8 Mar 2017

Minister, unions dispute size of education spending increase

4:35 pm on 8 March 2017

Education Minister Hekia Parata is at odds with teacher unions over how much money the government is spending on schools.

Hekia Parata

Hekia Parata said there was only one set of data - the government's accounts. Photo: RNZ / Rebekah Parsons-King

The Educational Institute and the Post Primary Teachers Association have accused Ms Parata of using "alternative facts" in repeated statements that government funding for schools has increased 35 percent since 2008.

The unions said analysis of actual government spending by the firm Infometrics showed direct spending on schools through operations funding, teacher salaries and capital expenditure had increased about 25 percent from $4.62 billion in 2008 to $5.45 bn in the 2015 calendar year.

They said once inflation and roll growth were taken into account, the increase on a per student basis was just 2.3 percent.

Ms Parata's office provided RNZ with figures for a longer period and based on financial years rather than calendar years - from 2007-2008 to 2016-2017.

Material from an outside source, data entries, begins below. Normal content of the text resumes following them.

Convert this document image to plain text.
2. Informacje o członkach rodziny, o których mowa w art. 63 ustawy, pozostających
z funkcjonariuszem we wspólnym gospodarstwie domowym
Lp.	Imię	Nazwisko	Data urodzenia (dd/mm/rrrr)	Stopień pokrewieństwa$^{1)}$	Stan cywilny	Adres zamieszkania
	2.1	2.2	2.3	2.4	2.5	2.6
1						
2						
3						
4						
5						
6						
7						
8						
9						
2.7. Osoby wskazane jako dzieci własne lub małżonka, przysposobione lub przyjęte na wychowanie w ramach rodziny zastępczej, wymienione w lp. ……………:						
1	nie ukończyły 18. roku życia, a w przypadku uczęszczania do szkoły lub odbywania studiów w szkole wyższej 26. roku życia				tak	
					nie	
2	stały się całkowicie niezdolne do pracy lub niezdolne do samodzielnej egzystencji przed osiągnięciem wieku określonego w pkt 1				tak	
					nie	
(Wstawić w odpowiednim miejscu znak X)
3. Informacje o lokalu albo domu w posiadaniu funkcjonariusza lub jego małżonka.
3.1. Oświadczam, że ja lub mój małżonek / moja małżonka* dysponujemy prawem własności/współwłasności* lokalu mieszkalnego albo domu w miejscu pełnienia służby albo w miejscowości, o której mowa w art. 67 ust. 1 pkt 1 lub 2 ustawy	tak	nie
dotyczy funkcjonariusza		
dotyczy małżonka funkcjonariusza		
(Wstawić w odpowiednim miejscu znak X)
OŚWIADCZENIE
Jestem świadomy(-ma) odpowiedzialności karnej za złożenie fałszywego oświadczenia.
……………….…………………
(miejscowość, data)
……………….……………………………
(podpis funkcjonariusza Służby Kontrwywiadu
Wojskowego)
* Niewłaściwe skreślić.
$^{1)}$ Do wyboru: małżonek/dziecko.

That information showed a 35 percent increase in spending on education, only if early childhood education was included.

Spending on schools increased 32 percent in that period.

The spending increase fell further to just 23 percent if the start date for measurement was moved to a different point in 2008 - the 2008-2009 financial year.

The president of the Educational Institute, Paul Goulter, said the minister's figures made it sound like schools should be well-off, but they were not.

"Every school across the country is under-going a significant funding squeeze," he said.

Ms Parata said 35 percent was correct.

"It's not a question of the union's figures versus the Minister of Education's figures. There's only one set of data, they are the government's accounts," she said.

Ms Parata said New Zealand spent a higher percentage of public funding on education than any other OECD country and funding had increased at a higher rate than inflation.